Mobile App Retargeting Basics
Lots of people have been asking questions about the ins and outs of mobile app retargeting, remarketing and re-engagement. This short explanation is designed to help clarify some of the basic questions people have about this important and fast-growing marketing tactic.
Mobile App Retargeting in Plain English
Mobile app marketing is undergoing a major shift – from focusing primarily on driving app installs, to something that matters even more – turning those installs into engaged and profitable users.
You’ve heard the stats by now – many installed apps are used only once. It didn’t take long for some businesses to figure out that marketing to users after the install was just as important as driving the initial installs – in many cases even more important. And today, thanks to technology advances in in-app attribution and device targeting, app marketers are now retargeting users of every flavor – from their most loyal shoppers to dormant users – with tailored messages that bring them back to the app and drive real business.

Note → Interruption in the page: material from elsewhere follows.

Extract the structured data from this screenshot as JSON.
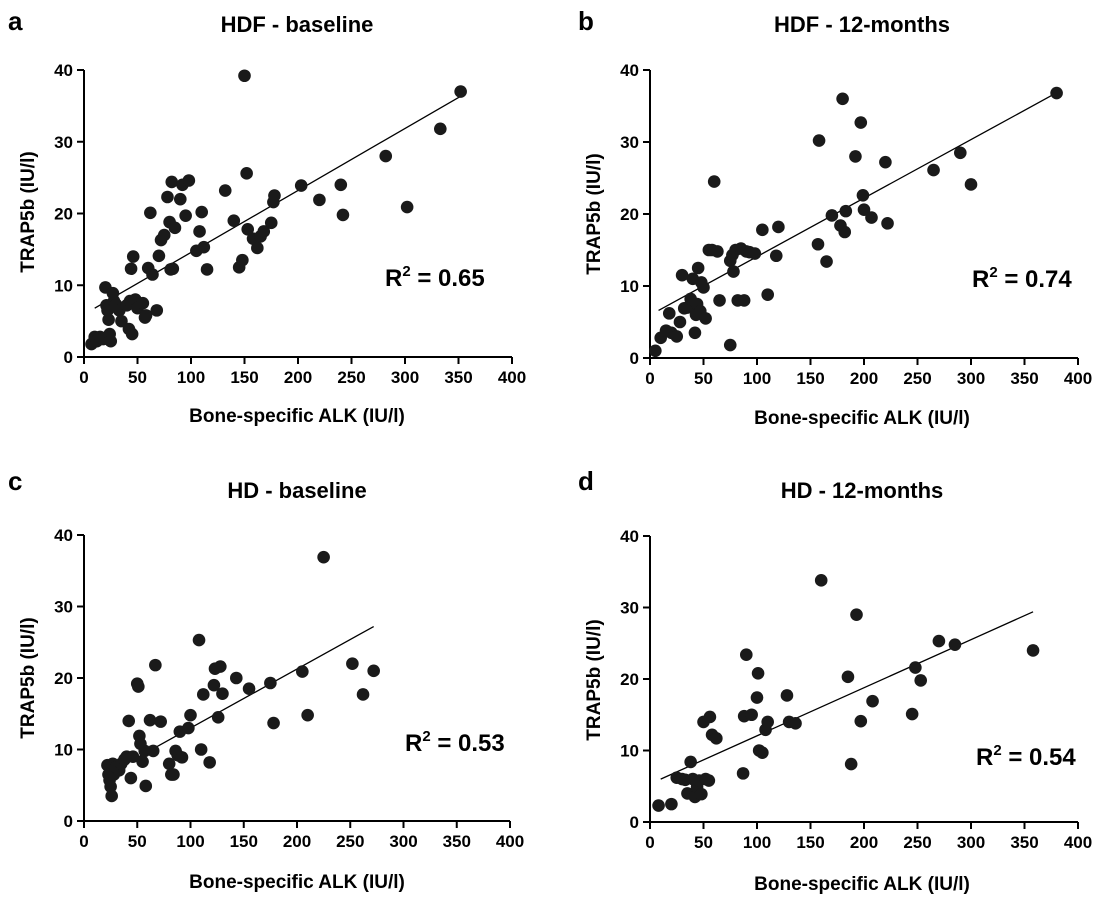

Mobile retargeting is a form of advertising that lets mobile app marketers send relevant messages to their customers while they are using other mobile apps or mobile websites. The user sees the ad, clicks on it, and gets directed to the advertiser’s app, sometimes to a specific section or deep link. Some app marketers are starting to put as much emphasis on retargeting as on driving installs, due to its high ROI. Rather than paying several dollars to acquire a new potential user, marketers can spend of fraction of that to re-activate lapsed users, increase conversions, and grow users’ lifetime value.
In fact, Apsalar just introduced a feature called SmartTags that makes remarketing even easier by enabling a brand to use one tag to redirect people to up to five different locations based upon their install status.
Mobile retargeting enables you to drive engagement across the entire app usage lifecycle. You can define user segments and display targeted ads to each segment, encouraging them to return to your app and ultimately convert into buyers. Whether it’s re-engaging inactive users or driving repeat sales from your best shoppers, retargeting is a versatile strategy that can help you achieve a range of sales and marketing goals.
Here are some examples of marketing goals and how you can use retargeting to achieve them:
Prod inactive users: Remind them with ads that bring them back to your app to drive ongoing engagement.
Upsell active users: Promote premium services, app updates or new apps.
Remonetize recent buyers: Message to sell them related items.
Heavy shoppers: Drive repeat sales or actions; cross-promote new products.
Users about to purchase: Find users who have added items to carts and reconnect with them before they purchase elsewhere.
Rectify incomplete conversions: Bring back users to complete an action, such as a tutorial or registration.
Segment target lists to develop messages for like users: Develop ad creative for each user segment.
Deliver campaigns via real-time bidding exchanges: User sees your retargeting ad in other apps or on the mobile web. User clicks the ad and returns to your mobile app.
The more detailed the users’ in-app engagement data, the more specific the retargeting ads can be, allowing you to tailor ads to users in different stages of the purchase funnel. The most effective retargeting programs leverage an analytics solution that tracks all post-install behaviors, not just one event type. This
provides you with more targeting options for each user, and also allows you to create larger, more sophisticated user segments (groups of users with similar attributes) that update as users take action to enter and leave the cohort.
Take a Strategic Approach
An effective retargeting strategy begins with an analysis of user attributes and segment users based on the action you would like them to take. Using variables such as how recently they used the app, products they’ve purchased or viewed, or subscription status, build user cohorts that eligible to take an action that is valuable to your business. Once you have defined goal-based user segments, you can create unique ads that are relevant to each cohort and the business objective you’d like them to achieve.